Ausgabe 2 / 2019 Andacht von Anke Ruth-Klumbies

Wassertanz – Glaubenstanz

Meditation zur Jahreslosung 2020

Von Anke Ruth-Klumbies

Nimm eine aufrechte Haltung ein. ¬ Wenn du magst, schließ die Augen. ¬ Warte auf deinen Atem, bis er sich meldet. Dein Atem darf in seinem eigenen Rhythmus strömen. ¬ Wo spürst du im Körper deinen Atem? Achte auf den Atemstrom, wie er in dich hineinfließt und wieder hinausgeht. Folge diesem Strom durch deine Nase in deinen Körper und wieder hinaus. ¬ Spürst du auch den kurzen Moment zwischen dem Ein- und Ausatmen? ¬ Atme auf diese Weise eine Zeitlang und dann beende diese Übung.
Betrachte nun das Bild in Ruhe.
Schau dich in das Bild hinein.
Verweile mit deinem Blick.
Stille
Eine Frau im roten langen Kleid.
¬ Ihr Körper schwebt mühelos aufrecht im blauen Wasser eines Schwimmbeckens. Ihre Haltung ist leicht nach vorne gebeugt. ¬ Das lange Kleid schmiegt sich weich an ihren Körper. Ein schmaler Schal umgibt ihren Hals, dessen Enden tanzen um ihren Körper.¬ Beide Füße sind gestreckt, wie bei einer Balletttänzerin. Der linke Fuß berührt zart mit der Zehenspitze den Beckenboden. Das rechte Bein ist anmutig angewinkelt. Die linke Hand hält grazil einen Kleiderzipfel, die rechte ist nach vorne hin geöffnet – bereit zum Tanz. Schwerelos.
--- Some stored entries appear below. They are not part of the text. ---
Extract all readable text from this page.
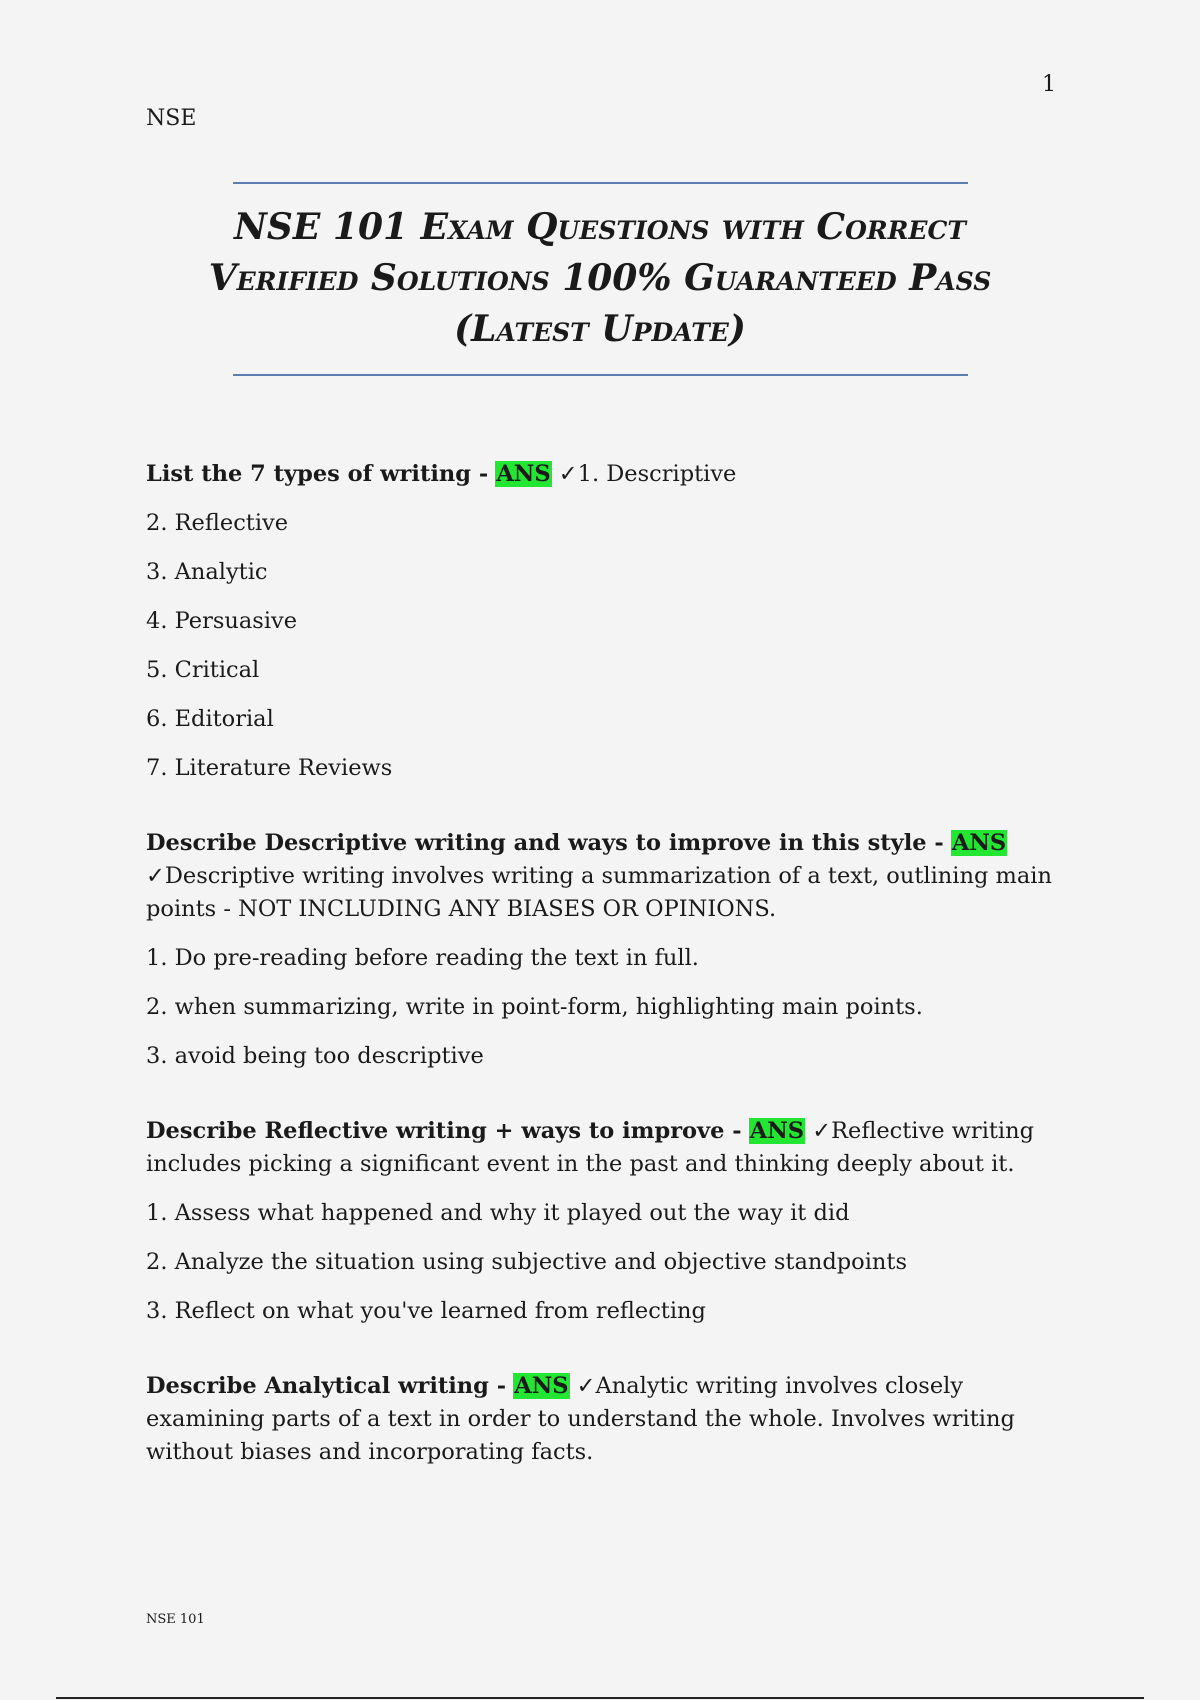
1
NSE
NSE 101 Exam Questions with Correct Verified Solutions 100% Guaranteed Pass (Latest Update)

List the 7 types of writing - ANS ✓1. Descriptive

2. Reflective

3. Analytic

4. Persuasive

5. Critical

6. Editorial

7. Literature Reviews

Describe Descriptive writing and ways to improve in this style - ANS ✓Descriptive writing involves writing a summarization of a text, outlining main points - NOT INCLUDING ANY BIASES OR OPINIONS.

1. Do pre-reading before reading the text in full.

2. when summarizing, write in point-form, highlighting main points.

3. avoid being too descriptive

Describe Reflective writing + ways to improve - ANS ✓Reflective writing includes picking a significant event in the past and thinking deeply about it.

1. Assess what happened and why it played out the way it did

2. Analyze the situation using subjective and objective standpoints

3. Reflect on what you've learned from reflecting

Describe Analytical writing - ANS ✓Analytic writing involves closely examining parts of a text in order to understand the whole. Involves writing without biases and incorporating facts.

NSE 101
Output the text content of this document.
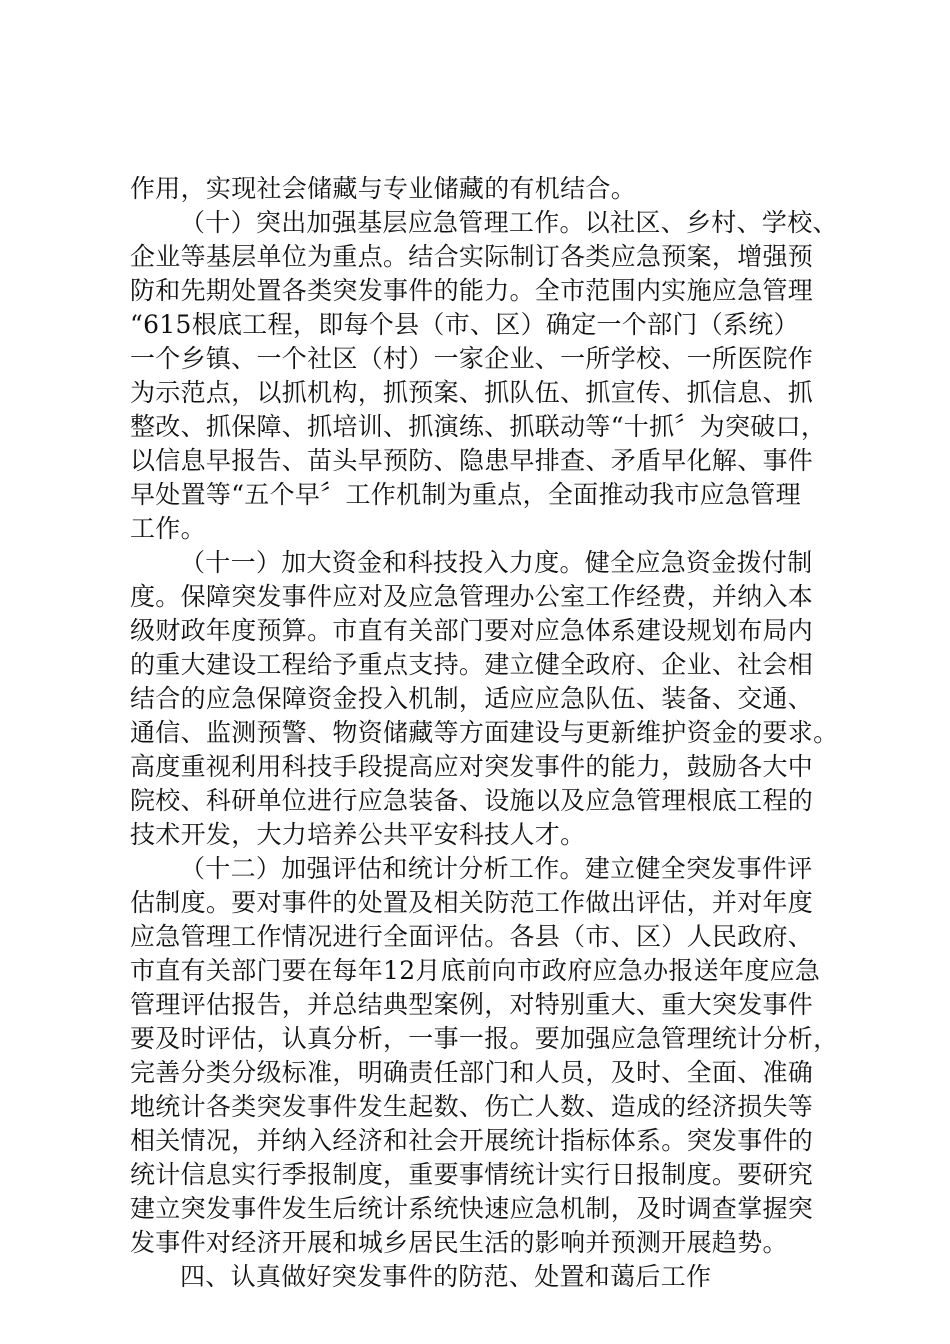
作用，实现社会储藏与专业储藏的有机结合。
（十）突出加强基层应急管理工作。以社区、乡村、学校、
企业等基层单位为重点。结合实际制订各类应急预案，增强预
防和先期处置各类突发事件的能力。全市范围内实施应急管理
“615根底工程，即每个县（市、区）确定一个部门（系统）
一个乡镇、一个社区（村）一家企业、一所学校、一所医院作
为示范点，以抓机构，抓预案、抓队伍、抓宣传、抓信息、抓
整改、抓保障、抓培训、抓演练、抓联动等“十抓〞为突破口，
以信息早报告、苗头早预防、隐患早排查、矛盾早化解、事件
早处置等“五个早〞工作机制为重点，全面推动我市应急管理
工作。
（十一）加大资金和科技投入力度。健全应急资金拨付制
度。保障突发事件应对及应急管理办公室工作经费，并纳入本
级财政年度预算。市直有关部门要对应急体系建设规划布局内
的重大建设工程给予重点支持。建立健全政府、企业、社会相
结合的应急保障资金投入机制，适应应急队伍、装备、交通、
通信、监测预警、物资储藏等方面建设与更新维护资金的要求。
高度重视利用科技手段提高应对突发事件的能力，鼓励各大中
院校、科研单位进行应急装备、设施以及应急管理根底工程的
技术开发，大力培养公共平安科技人才。
（十二）加强评估和统计分析工作。建立健全突发事件评
估制度。要对事件的处置及相关防范工作做出评估，并对年度
应急管理工作情况进行全面评估。各县（市、区）人民政府、
市直有关部门要在每年12月底前向市政府应急办报送年度应急
管理评估报告，并总结典型案例，对特别重大、重大突发事件
要及时评估，认真分析，一事一报。要加强应急管理统计分析，
完善分类分级标准，明确责任部门和人员，及时、全面、准确
地统计各类突发事件发生起数、伤亡人数、造成的经济损失等
相关情况，并纳入经济和社会开展统计指标体系。突发事件的
统计信息实行季报制度，重要事情统计实行日报制度。要研究
建立突发事件发生后统计系统快速应急机制，及时调查掌握突
发事件对经济开展和城乡居民生活的影响并预测开展趋势。
四、认真做好突发事件的防范、处置和蔼后工作
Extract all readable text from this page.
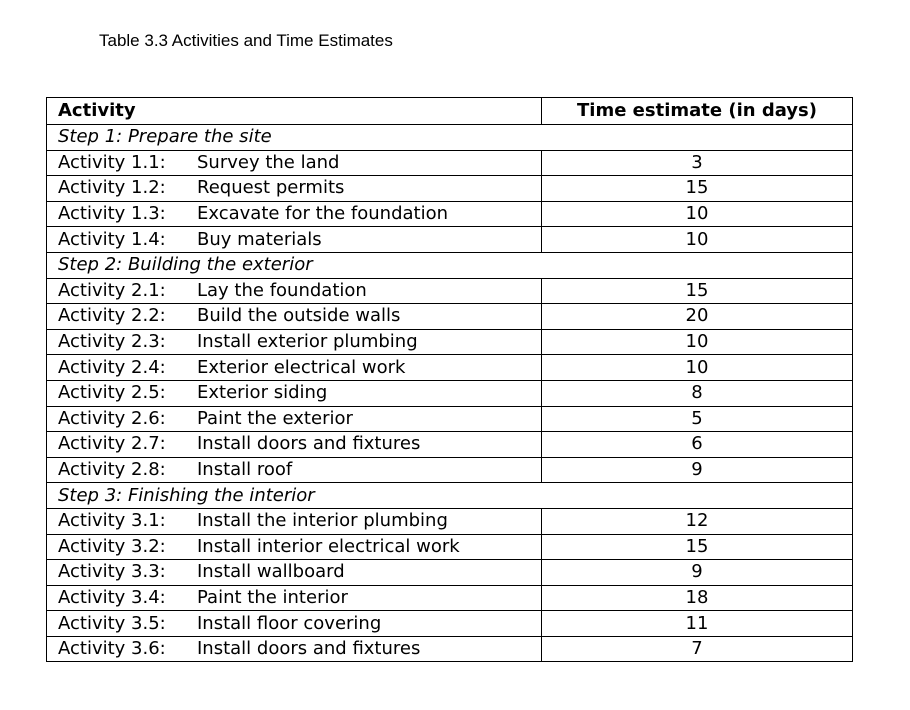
Table 3.3 Activities and Time Estimates
Activity	Time estimate (in days)
Step 1: Prepare the site	
Activity 1.1: Survey the land	3
Activity 1.2: Request permits	15
Activity 1.3: Excavate for the foundation	10
Activity 1.4: Buy materials	10
Step 2: Building the exterior	
Activity 2.1: Lay the foundation	15
Activity 2.2: Build the outside walls	20
Activity 2.3: Install exterior plumbing	10
Activity 2.4: Exterior electrical work	10
Activity 2.5: Exterior siding	8
Activity 2.6: Paint the exterior	5
Activity 2.7: Install doors and fixtures	6
Activity 2.8: Install roof	9
Step 3: Finishing the interior	
Activity 3.1: Install the interior plumbing	12
Activity 3.2: Install interior electrical work	15
Activity 3.3: Install wallboard	9
Activity 3.4: Paint the interior	18
Activity 3.5: Install floor covering	11
Activity 3.6: Install doors and fixtures	7
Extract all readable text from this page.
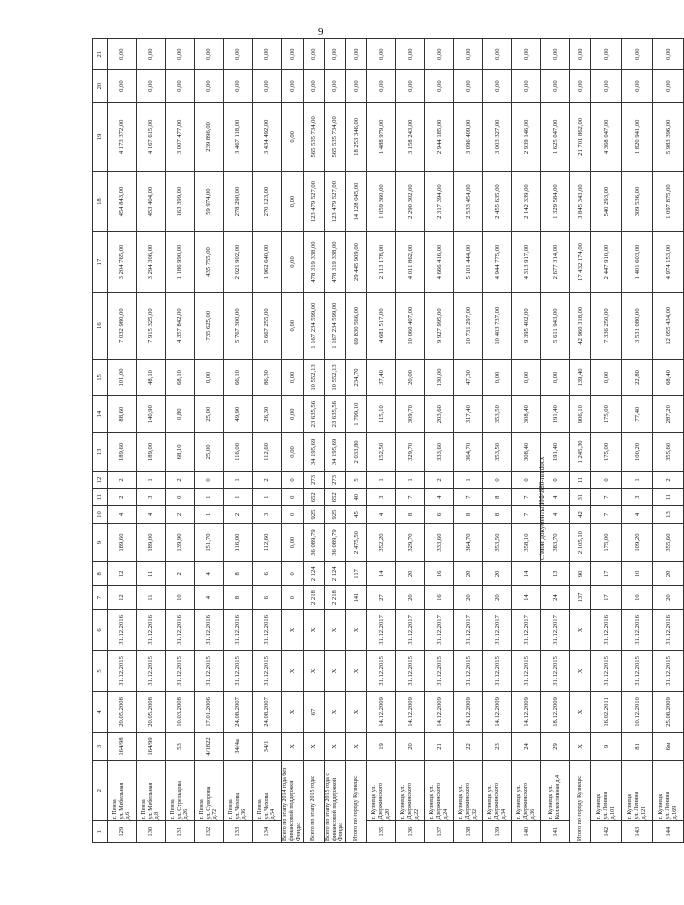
9
1	2	3	4	5	6	7	8	9	10	11	12	13	14	15	16	17	18	19	20	21
129	г. Пенза
ул. Мебельная
д.6	164/98	20.05.2008	31.12.2015	31.12.2016	12	12	189,60	4	2	2	189,60	88,60	101,00	7 032 980,00	3 204 765,00	454 843,00	4 173 372,00	0,00	0,00
130	г. Пенза
ул. Мебельная
д.8	164/99	20.05.2008	31.12.2015	31.12.2016	11	11	189,00	4	3	1	189,00	140,90	48,10	7 915 325,00	3 294 306,00	453 404,00	4 167 615,00	0,00	0,00
131	г. Пенза
ул. Стрельцова
д.26	53	10.03.2008	31.12.2015	31.12.2016	10	2	139,90	2	0	2	68,10	0,80	68,10	4 357 842,00	1 186 990,00	163 399,00	3 007 477,00	0,00	0,00
132	г. Пенза
ул. Суворова
д.72	4/1822	17.01.2006	31.12.2015	31.12.2016	4	4	151,70	1	1	0	25,00	25,00	0,00	735 625,00	435 755,00	59 974,00	239 896,00	0,00	0,00
133	г. Пенза
ул. Чехова
д.36	34/4а	24.08.2007	31.12.2015	31.12.2016	8	8	116,00	2	1	1	116,00	49,90	66,10	5 767 300,00	2 021 902,00	278 290,00	3 467 118,00	0,00	0,00
134	г. Пенза
ул. Чехова
д.54	34/1	24.08.2007	31.12.2015	31.12.2016	6	6	112,60	3	1	2	112,60	26,30	86,30	5 667 255,00	1 962 640,00	270 123,00	3 434 492,00	0,00	0,00
Всего по этапу 2014 года без финансовой поддержки Фонда:		X	X	X	X	0	0	0,00	0	0	0	0,00	0,00	0,00	0,00	0,00	0,00	0,00	0,00	0,00
Всего по этапу 2015 года:		X	67	X	X	2 218	2 124	36 089,79	925	652	273	34 195,69	23 635,56	10 552,13	1 167 234 599,00	478 319 338,00	123 479 527,00	565 535 734,00	0,00	0,00
Всего по этапу 2015 года с финансовой поддержкой Фонда:		X	X	X	X	2 218	2 124	36 089,79	925	652	273	34 195,69	23 635,56	10 552,13	1 167 234 599,00	478 319 338,00	123 479 527,00	565 535 734,00	0,00	0,00
Итого по городу Кузнецк:		X	X	X	X	141	117	2 475,50	45	40	5	2 033,80	1 799,10	234,70	69 830 566,00	29 445 909,00	14 128 045,00	18 253 346,00	0,00	0,00
135	г. Кузнецк ул.
Дзержинского
д.20	19	14.12.2009	31.12.2015	31.12.2017	27	14	352,20	4	3	1	152,50	115,10	37,40	4 681 517,00	2 113 178,00	1 059 360,00	1 488 979,00	0,00	0,00
136	г. Кузнецк ул.
Дзержинского
д.22	20	14.12.2009	31.12.2015	31.12.2017	20	20	329,70	8	7	1	329,70	309,70	20,00	10 060 407,00	4 011 862,00	2 290 302,00	3 158 243,00	0,00	0,00
137	г. Кузнецк ул.
Дзержинского
д.24	21	14.12.2009	31.12.2015	31.12.2017	16	16	333,60	6	4	2	333,60	203,60	130,00	9 927 995,00	4 666 416,00	2 317 394,00	2 944 185,00	0,00	0,00
138	г. Кузнецк ул.
Дзержинского
д.32	22	14.12.2009	31.12.2015	31.12.2017	20	20	364,70	8	7	1	364,70	317,40	47,30	10 731 297,00	5 101 444,00	2 533 454,00	3 096 409,00	0,00	0,00
139	г. Кузнецк ул.
Дзержинского
д.34	23	14.12.2009	31.12.2015	31.12.2017	20	20	353,50	8	8	0	353,50	353,50	0,00	10 403 737,00	4 944 775,00	2 455 635,00	3 003 327,00	0,00	0,00
140	г. Кузнецк ул.
Дзержинского
д.36	24	14.12.2009	31.12.2015	31.12.2017	14	14	358,10	7	7	0	308,40	308,40	0,00	9 395 402,00	4 313 917,00	2 142 339,00	2 939 146,00	0,00	0,00
141	г. Кузнецк ул.
Коллективная д.4	29	18.12.2009	31.12.2015	31.12.2017	24	13	383,70	4	4	0	191,40	191,40	0,00	5 611 943,00	2 677 314,00	1 329 584,00	1 625 047,00	0,00	0,00
Итого по городу Кузнецк:		X	X	X	X	137	90	2 105,10	42	31	11	1 245,30	906,10	139,40	42 960 318,00	17 432 174,00	3 845 343,00	21 701 862,00	0,00	0,00
142	г. Кузнецк
ул. Ленина
д.101	9	16.02.2011	31.12.2015	31.12.2016	17	17	175,00	7	7	0	175,00	175,00	0,00	7 336 250,00	2 447 910,00	540 293,00	4 368 047,00	0,00	0,00
143	г. Кузнецк
ул. Ленина
д.121	81	10.12.2010	31.12.2015	31.12.2016	10	10	109,20	4	3	1	100,20	77,40	22,80	3 531 080,00	1 401 603,00	309 536,00	1 820 941,00	0,00	0,00
144	г. Кузнецк
ул. Ленина
д.169	6м	25.08.2009	31.12.2015	31.12.2016	20	20	355,60	13	11	2	355,60	287,20	68,40	12 055 434,00	4 974 153,00	1 097 875,00	5 983 396,00	0,00	0,00
c:\мои документы\ИФ\880-пп.docx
„Tanzt, tanzt, sonst sind wir verloren“, sagte Pina Bausch.

Die langen dunklen Haare sind am Hinterkopf zu einem Knoten gebunden.

Die Gesichtszüge sind entspannt, die Augen geschlossen. ¬ Ein anmutiger, intimer Moment. ¬ In der rechten Bildhälfte erscheint das Spiegelbild der Frau. Verschwommen, gebrochen, verzogen vom Wasser. Frau und Spiegelbild nähern sich zärtlich an – bereit zum Kuss. ¬ „Wir sehen jetzt durch einen Spiegel ein dunkles Bild; dann aber von Angesicht zu Angesicht“, heißt es im ersten Brief an die Gemeinde in Korinth [ 13,12 ].

Der Moment zwischen Ein- und Ausatmen,
zwischen innen und außen. Einfach sein, ohne Anstrengung.
Dem Zwischenraum, der Lücke, der (Atem-) Pause, dem kleinen Nichts trauen.
¬ Und dann: sich vom Leben überraschen lassen. ¬ Den Atem spüren wie eine kleine Geburt, erneut ins Leben kommen dürfen. Ich ahne, dies ist eine gute Übung, um zu mir zu kommen, wenn ich außer mir bin – bereit, dem verwirrenden, schmerzvollen Leben zu vertrauen. ¬ „Du Atem aus der ewigen Stille durchwehe sanft der Seele Grund“, sagt Gerhard Tersteegen.

Auftrieb, leichtes Gleiten nach oben, angedeutet durch den in Spitze gestellten Fuß. ¬ Ich weiß: Ein leichtes Tippen mit der Zehe auf den Beckenboden und der Körper schwebt langsam durchs Wasser an die Oberfläche.

Ich spüre, wie Wasser am Körper entlang perlt. Müheloser Schwebezustand, das Leben im Dazwischen – bereit zur Hingabe. ¬ Ich schwebe, hilf meiner Starre. Ich liebe, hilf meiner Herzlosigkeit. ¬ „Mit dir will ich endlich schweben voller Freud ohne Zeit“, schrieb Paul Gerhardt.

Berührt von einem innigen Moment steige ich langsam tanzend mit auf. Ich hole Luft, atme befreit auf. ¬ Mein Blick geht nach oben. Auf der oberen Bildhälfte links entdecke ich drei Fenster. ¬ Tageslicht strömt herein. Ich bin bereit, mich dem Wagnis Leben erneut in die Arme zu werfen.
„Ich glaube; hilf meinem Unglauben“, lautet die Jahreslosung. Mk 9,24

Kirchenrätin Anke Ruth-Klumbies ist Leiterin der Abteilung „Frauen, Männer, Geschlechterdialog“ beim Evangelischen Oberkirchenrat der EKIBA. Als Zuständige für Publikationen im Präsidium der Evangelischen Frauen in Deutschland ist sie geborenes Mitglied im Redaktionsbeirat leicht&SINN.